We happen to be present when Vladimir meets Ramo Bajramovic. Once they used to live under the same roof. They embrace and greet each other. Then Vladimir runs home wishing to tell his wife the good news: "Ramo is alive! He is alive!" Namely, during the war, news reached them that Ramo had been killed on one of the Bosnian battlegrounds...
All around Hadzici, pictures of impotence, of the last move of desperadoes who burnt, tore down, mined, took everything they could with them while leaving the town. They took everything they needed, but also everything they will never need. They have not forgotten the factories even, the expensive equipment from the Technical Repair Institute which is assessed to be 342 million German marks' worth, that from "Bjelasnica" enterprise worth 25 million marks, and the local "Coca Cola" which is about 12.5 million marks' worth.

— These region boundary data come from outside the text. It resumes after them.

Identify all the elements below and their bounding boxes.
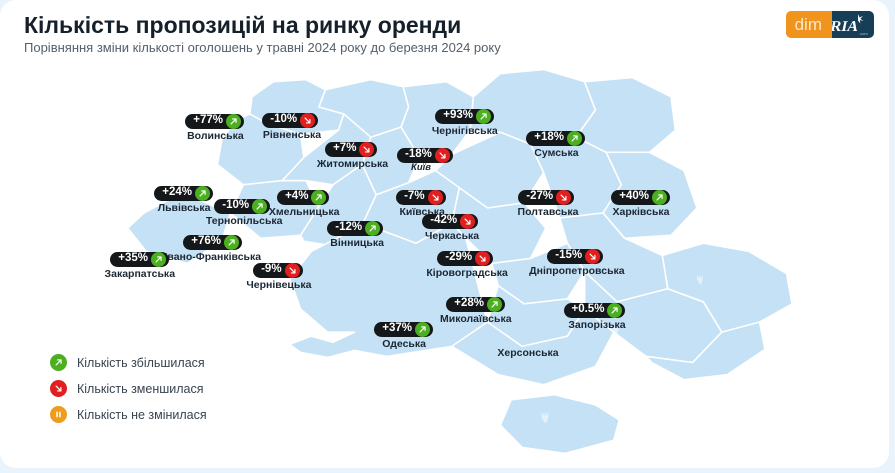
svg-text:RIA: RIA (832, 18, 860, 35)
svg-text:.com: .com (859, 31, 868, 36)
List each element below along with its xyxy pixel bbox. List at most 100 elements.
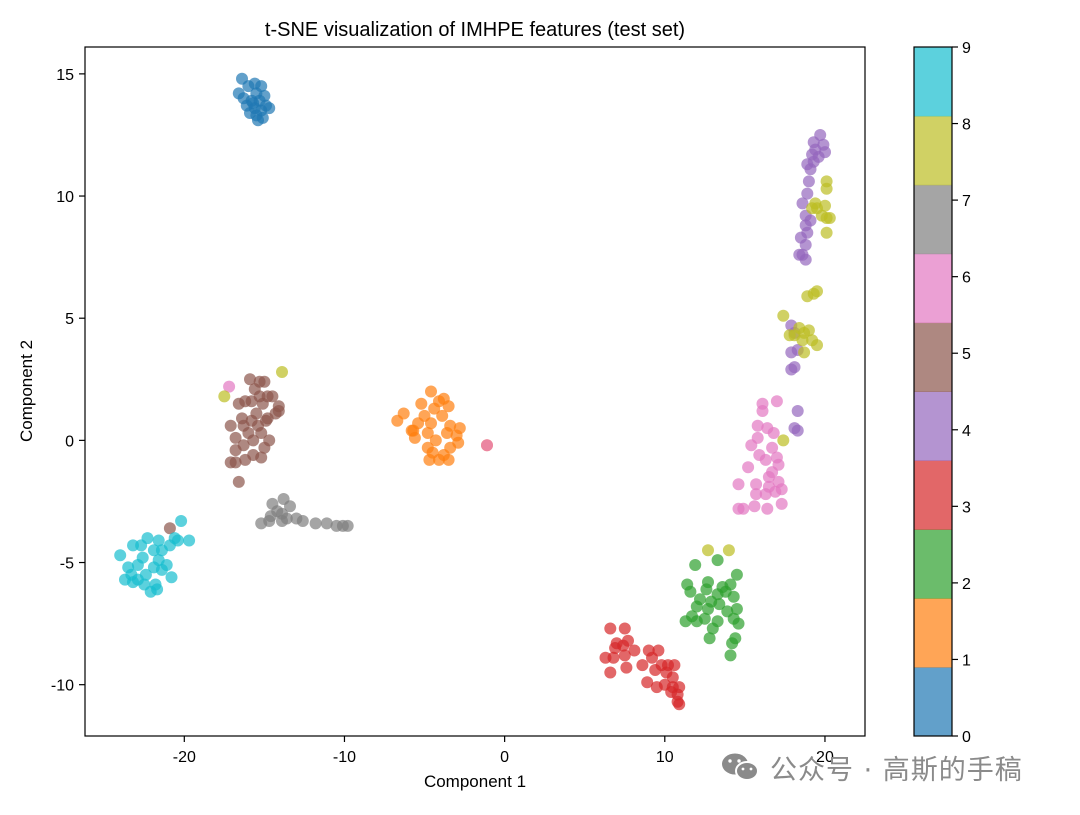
class-3-point [649, 664, 662, 676]
colorbar-tick-label: 2 [962, 576, 971, 593]
class-8-point [806, 202, 819, 215]
class-4-point [796, 197, 809, 210]
class-2-point [727, 590, 740, 603]
colorbar-swatch-2 [914, 529, 952, 599]
class-3-point [607, 651, 620, 664]
y-tick-label: -5 [60, 556, 74, 573]
y-axis-label: Component 2 [17, 340, 36, 442]
class-4-point [799, 238, 812, 251]
class-4-point [804, 163, 817, 176]
class-6-point [750, 478, 763, 491]
class-1-point [415, 397, 428, 410]
class-5-point [255, 427, 268, 439]
class-5-point [255, 451, 268, 464]
class-6-point [748, 500, 761, 513]
class-8-point [777, 434, 790, 447]
class-8-point [798, 346, 811, 359]
class-1-point [425, 385, 437, 398]
class-5-point [260, 414, 272, 427]
class-3-point [617, 639, 630, 652]
colorbar-swatch-7 [914, 184, 952, 255]
y-tick-label: 15 [56, 67, 74, 84]
class-9-point [127, 539, 139, 552]
class-8-point [811, 339, 823, 352]
class-6-point [223, 380, 236, 393]
class-4-point [791, 405, 804, 417]
class-5-point [229, 444, 242, 457]
class-3-point [673, 698, 686, 711]
class-4-point [785, 363, 798, 376]
class-8-point [815, 209, 828, 222]
class-7-point [276, 515, 288, 527]
class-5-point [258, 375, 271, 388]
class-1-point [421, 427, 434, 439]
class-5-point [224, 419, 237, 432]
class-3-point [668, 659, 681, 672]
watermark: 公众号 · 高斯的手稿 [720, 747, 1023, 787]
class-5-point [232, 397, 245, 410]
class-9-point [155, 563, 168, 576]
class-2-point [702, 603, 714, 615]
class-6-point [761, 502, 774, 515]
class-6-point [762, 471, 775, 483]
class-5-point [224, 456, 237, 469]
class-5-point [266, 390, 279, 403]
colorbar-swatch-4 [914, 391, 952, 461]
class-7-point [255, 517, 268, 530]
class-7-point [296, 515, 309, 527]
class-9-point [131, 559, 144, 571]
y-tick-label: 0 [65, 433, 74, 450]
class-8-point [702, 544, 714, 557]
class-3-point [604, 622, 617, 635]
class-2-point [711, 554, 724, 567]
class-1-point [433, 453, 445, 466]
class-6-point [759, 488, 772, 501]
class-2-point [726, 637, 739, 650]
class-6-point [756, 405, 769, 417]
x-tick-label: -20 [173, 749, 196, 766]
class-2-point [724, 649, 737, 662]
colorbar-frame [913, 46, 953, 737]
class-8-point [276, 366, 288, 378]
class-1-point [442, 453, 455, 466]
class-2-point [730, 568, 743, 581]
colorbar-swatch-8 [914, 115, 952, 186]
colorbar-tick-label: 1 [962, 652, 971, 669]
colorbar-tick-label: 5 [962, 346, 971, 363]
colorbar-tick-label: 7 [962, 193, 971, 210]
class-9-point [151, 583, 164, 596]
class-9-point [165, 571, 178, 584]
class-7-point [309, 517, 322, 530]
class-7-point [320, 517, 333, 530]
x-axis-label: Component 1 [424, 772, 526, 791]
class-3-point [618, 622, 631, 635]
class-1-point [436, 409, 449, 422]
class-4-point [802, 175, 815, 188]
class-5-point [239, 453, 252, 466]
class-8-point [820, 226, 833, 239]
class-3-point [604, 666, 617, 679]
class-0-point [247, 97, 260, 110]
class-2-point [713, 598, 726, 611]
class-2-point [690, 600, 703, 613]
class-1-point [391, 414, 404, 427]
class-6-point [745, 439, 758, 452]
class-1-point [428, 402, 441, 415]
class-3-point [618, 649, 631, 662]
class-5-point [247, 434, 260, 447]
colorbar-swatch-6 [914, 253, 952, 324]
class-1-point [423, 453, 436, 466]
class-6-point [769, 485, 782, 498]
class-2-point [700, 583, 713, 596]
class-8-point [777, 309, 790, 322]
class-2-point [730, 603, 743, 615]
class-1-point [407, 424, 420, 437]
class-4-point [801, 187, 814, 200]
class-3-point [636, 659, 649, 672]
class-0-point [256, 111, 269, 124]
class-2-point [706, 622, 719, 635]
class-1-point [429, 434, 442, 447]
colorbar-tick-label: 4 [962, 423, 971, 440]
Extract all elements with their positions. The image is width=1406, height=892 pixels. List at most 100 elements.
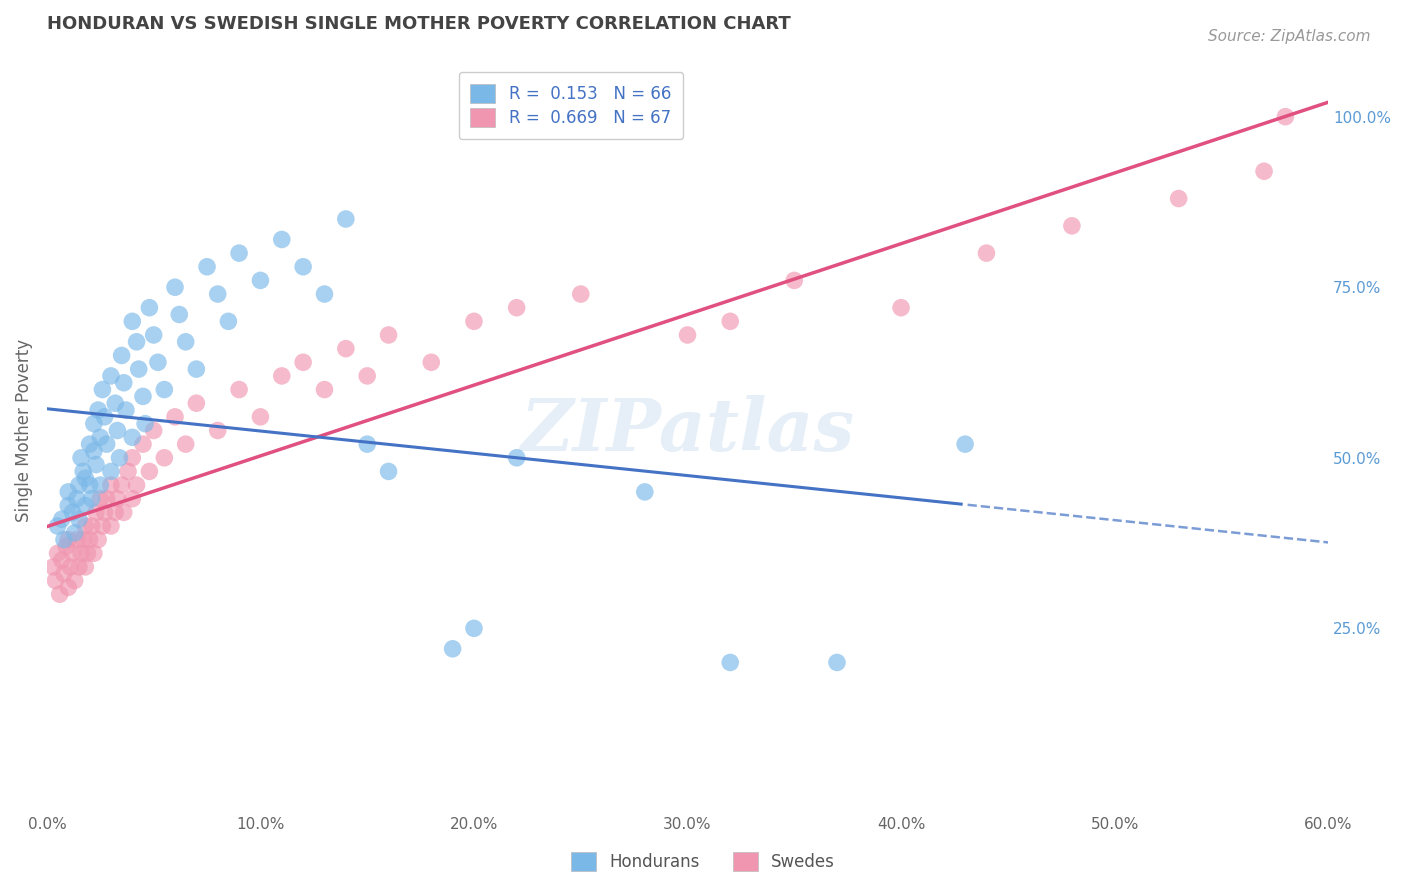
Point — [72, 533, 94, 547]
Point — [634, 484, 657, 499]
Point — [163, 280, 186, 294]
Point — [75, 471, 97, 485]
Point — [314, 383, 336, 397]
Point — [70, 450, 93, 465]
Point — [75, 499, 97, 513]
Point — [58, 484, 80, 499]
Point — [87, 533, 110, 547]
Point — [55, 540, 77, 554]
Point — [134, 417, 156, 431]
Point — [207, 287, 229, 301]
Point — [128, 362, 150, 376]
Point — [953, 437, 976, 451]
Point — [63, 574, 86, 588]
Point — [174, 334, 197, 349]
Point — [66, 491, 89, 506]
Point — [890, 301, 912, 315]
Point — [132, 437, 155, 451]
Point — [58, 533, 80, 547]
Point — [111, 348, 134, 362]
Point — [51, 553, 73, 567]
Legend: Hondurans, Swedes: Hondurans, Swedes — [562, 843, 844, 880]
Point — [505, 301, 527, 315]
Point — [292, 355, 315, 369]
Point — [100, 519, 122, 533]
Point — [111, 478, 134, 492]
Point — [46, 546, 69, 560]
Point — [83, 444, 105, 458]
Point — [91, 383, 114, 397]
Point — [121, 491, 143, 506]
Text: ZIPatlas: ZIPatlas — [520, 395, 855, 466]
Point — [87, 403, 110, 417]
Point — [163, 409, 186, 424]
Point — [976, 246, 998, 260]
Point — [115, 403, 138, 417]
Point — [207, 424, 229, 438]
Point — [463, 621, 485, 635]
Point — [100, 478, 122, 492]
Point — [58, 499, 80, 513]
Point — [1060, 219, 1083, 233]
Point — [186, 396, 208, 410]
Point — [1274, 110, 1296, 124]
Point — [51, 512, 73, 526]
Point — [186, 362, 208, 376]
Point — [228, 383, 250, 397]
Point — [100, 368, 122, 383]
Point — [121, 314, 143, 328]
Point — [112, 376, 135, 390]
Point — [138, 301, 160, 315]
Point — [59, 560, 82, 574]
Point — [121, 430, 143, 444]
Point — [75, 560, 97, 574]
Point — [84, 505, 107, 519]
Point — [105, 424, 128, 438]
Point — [441, 641, 464, 656]
Point — [52, 566, 75, 581]
Point — [44, 574, 66, 588]
Point — [825, 656, 848, 670]
Point — [79, 478, 101, 492]
Point — [783, 273, 806, 287]
Point — [62, 505, 84, 519]
Point — [169, 308, 191, 322]
Point — [48, 587, 70, 601]
Point — [104, 396, 127, 410]
Point — [505, 450, 527, 465]
Point — [138, 465, 160, 479]
Point — [420, 355, 443, 369]
Point — [84, 458, 107, 472]
Point — [46, 519, 69, 533]
Point — [125, 478, 148, 492]
Point — [335, 212, 357, 227]
Point — [125, 334, 148, 349]
Point — [100, 465, 122, 479]
Point — [42, 560, 65, 574]
Point — [356, 437, 378, 451]
Point — [718, 314, 741, 328]
Point — [66, 533, 89, 547]
Point — [89, 478, 111, 492]
Point — [718, 656, 741, 670]
Point — [132, 389, 155, 403]
Point — [72, 465, 94, 479]
Point — [292, 260, 315, 274]
Point — [676, 328, 699, 343]
Point — [80, 519, 103, 533]
Y-axis label: Single Mother Poverty: Single Mother Poverty — [15, 339, 32, 522]
Point — [174, 437, 197, 451]
Point — [314, 287, 336, 301]
Point — [105, 491, 128, 506]
Point — [67, 512, 90, 526]
Point — [153, 383, 176, 397]
Point — [335, 342, 357, 356]
Point — [377, 328, 399, 343]
Text: Source: ZipAtlas.com: Source: ZipAtlas.com — [1208, 29, 1371, 45]
Point — [89, 430, 111, 444]
Point — [153, 450, 176, 465]
Point — [93, 409, 115, 424]
Point — [58, 581, 80, 595]
Point — [108, 450, 131, 465]
Point — [104, 505, 127, 519]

At the time the federal authorities arrived, Ljiljana Manojlovic who lives near the Factory "Transport" was just waiting for the tractor she had ordered. To move furniture and other belongings to Ilidza. Her husband is already over there with her son, the elder one. Her younger son and she had remained to transport the things;
"I am going to my sister's to Zrenjanin. She invited me a long time ago. I wish to God I had gone then, I would not have waited to see this", she says. When we ask her whether she has to go, whether she heard the appeal of the federal authorities, Ljiljana doubtfully shakes her head:
"There was too much blood. It can hardly end so peacefully. I am going. I don't care about the others!"